Another week, two more examples of a national television outlet disrespecting the Pac-12 Conference. Except … that’s not what happened.
Well, it sure felt like Fox disrespected Utah and UCLA by punting the first part of their game from Fox Sports 1 to Fox Sports 2 to finish airing a freakin’ truck race. Or maybe my judgment is colored by how little I care about a freakin’ truck race.
But there are contracts, and with sports TV the policy is to finish what you started.
Yes, Fox Sports aired the majority of the Stanford-Washington State game on the Fox Business Network, shoving it aside in favor of a Big Ten game. But it wasn’t Fox’s fault, and FBN was the best option. Really.
Although I, too, didn’t know where to find FBN on DirecTV or Comcast. And I do this for a living. (Nope. Not a big Fox Business Network viewer here.)
The Stanford-WSU game was scheduled to air on the Fox broadcast network. There’s no bigger platform in American TV; Fox is available in virtually all of the 119.6 million homes that, according to Nielsen, have at least one television.
But a big lightning storm in East Lansing, Mich., messed that up. The Penn State-Michigan State game went into a weather delay that lasted nearly 3½ hours. Which left Fox Sports without any options that would please everyone.
Fox began simulcasting the Texas Tech-Kansas State game that was airing on Fox Sports 1. When the Stanford-WSU game kicked off, Fox started that game as scheduled.
But when MSU-PSU resumed, the Fox broadcast network returned to that game, and Stanford-WSU (midway through the second quarter) was switched over the the Fox Business Network (except for the Fox affiliates in northern California and eastern Washington). And that was a far less crazy solution than it might seem.
FS1 was airing Oklahoma-Oklahoma State, so it wasn’t an option. Fox could have switched Stanford-WSU to Fox Sports 2, but the location of that channel is probably just as unfamiliar to most sports fans as the Fox Business Network.
And FBN is available in about 85 million homes, considerably more than FS2 (52 million).
Yes, both games featured matchups of ranked teams — Stanford was No. 21; Washington State was No. 25; Penn State was No. 7; Michigan State was No. 24. Yes, the Cardinal-Cougars game was important in the Pac-12 North. But the Spartans-Nittany Lions game was, perhaps, even more important to the Big Ten East.
If I was running Fox Sports, I would have done the same thing. Not because I’m pro-Big Ten or anti-Pac-12, because the Big Ten gets better TV ratings than the Pac-12. And the job of the folks running Fox Sports is to maximize ratings — and profits.
It’s good ol’ American free enterprise.
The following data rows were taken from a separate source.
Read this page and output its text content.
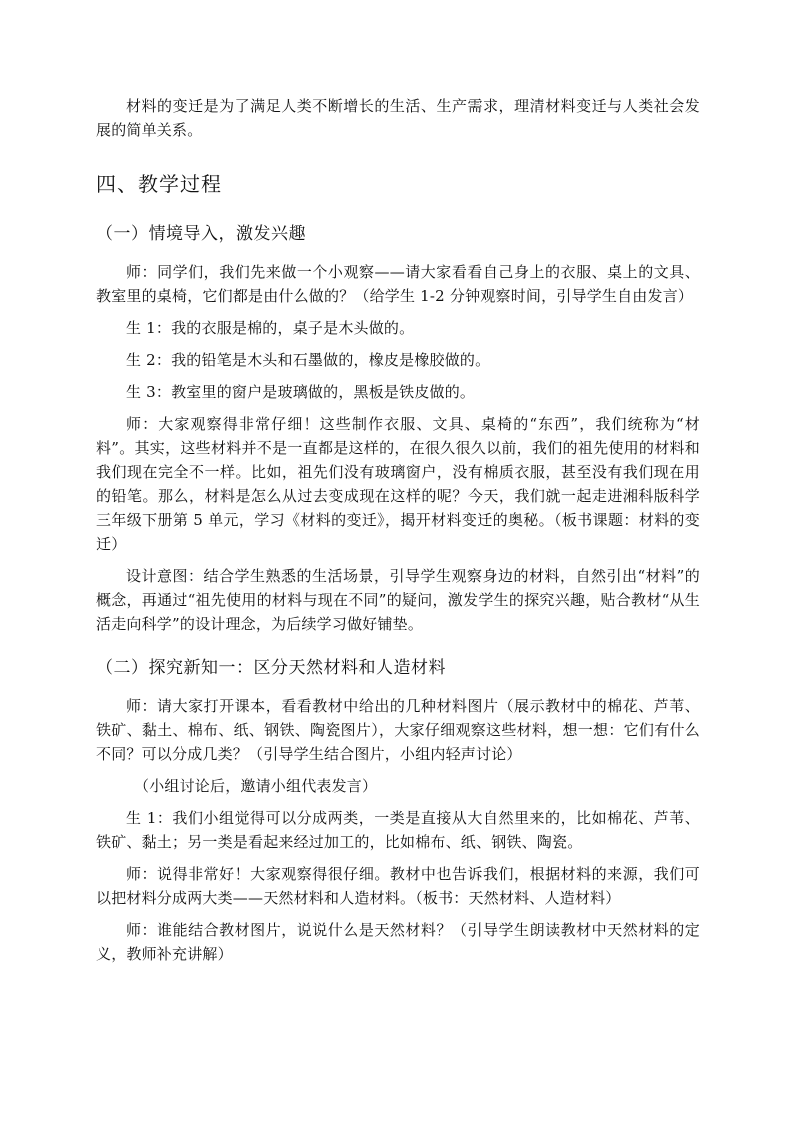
材料的变迁是为了满足人类不断增长的生活、生产需求，理清材料变迁与人类社会发展的简单关系。

四、教学过程
（一）情境导入，激发兴趣

师：同学们，我们先来做一个小观察——请大家看看自己身上的衣服、桌上的文具、教室里的桌椅，它们都是由什么做的？（给学生 1-2 分钟观察时间，引导学生自由发言）

生 1：我的衣服是棉的，桌子是木头做的。

生 2：我的铅笔是木头和石墨做的，橡皮是橡胶做的。

生 3：教室里的窗户是玻璃做的，黑板是铁皮做的。

师：大家观察得非常仔细！这些制作衣服、文具、桌椅的“东西”，我们统称为“材料”。其实，这些材料并不是一直都是这样的，在很久很久以前，我们的祖先使用的材料和我们现在完全不一样。比如，祖先们没有玻璃窗户，没有棉质衣服，甚至没有我们现在用的铅笔。那么，材料是怎么从过去变成现在这样的呢？今天，我们就一起走进湘科版科学三年级下册第 5 单元，学习《材料的变迁》，揭开材料变迁的奥秘。（板书课题：材料的变迁）

设计意图：结合学生熟悉的生活场景，引导学生观察身边的材料，自然引出“材料”的概念，再通过“祖先使用的材料与现在不同”的疑问，激发学生的探究兴趣，贴合教材“从生活走向科学”的设计理念，为后续学习做好铺垫。

（二）探究新知一：区分天然材料和人造材料

师：请大家打开课本，看看教材中给出的几种材料图片（展示教材中的棉花、芦苇、铁矿、黏土、棉布、纸、钢铁、陶瓷图片），大家仔细观察这些材料，想一想：它们有什么不同？可以分成几类？（引导学生结合图片，小组内轻声讨论）

（小组讨论后，邀请小组代表发言）

生 1：我们小组觉得可以分成两类，一类是直接从大自然里来的，比如棉花、芦苇、铁矿、黏土；另一类是看起来经过加工的，比如棉布、纸、钢铁、陶瓷。

师：说得非常好！大家观察得很仔细。教材中也告诉我们，根据材料的来源，我们可以把材料分成两大类——天然材料和人造材料。（板书：天然材料、人造材料）

师：谁能结合教材图片，说说什么是天然材料？（引导学生朗读教材中天然材料的定义，教师补充讲解）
It’s not a plot against the Pac-12.
If you think it is, you must be under the impression that Mother Nature hates the Pac-12, because this was her fault.
This is hardly something new. Broadcast networks and cable channels have been scheduling games so close to each other that as often as not (it seems), one game isn’t over before the next game is scheduled to start.
In September, a Michigan-Purdue game kicked off on FBN because an MLB game ran long on Fox. Not that big a deal.
It didn’t turn out to be a huge deal that the first few minutes the Utah-UCLA game aired on FS2 on Friday, or that the first few minutes of the BYU-Fresno State game aired on ESPNews on Saturday because the UCF-SMU game ran a bit long on ESPN2.
That wouldn’t have been a big deal even if BYU wasn’t in the midst of its worst season since 1970.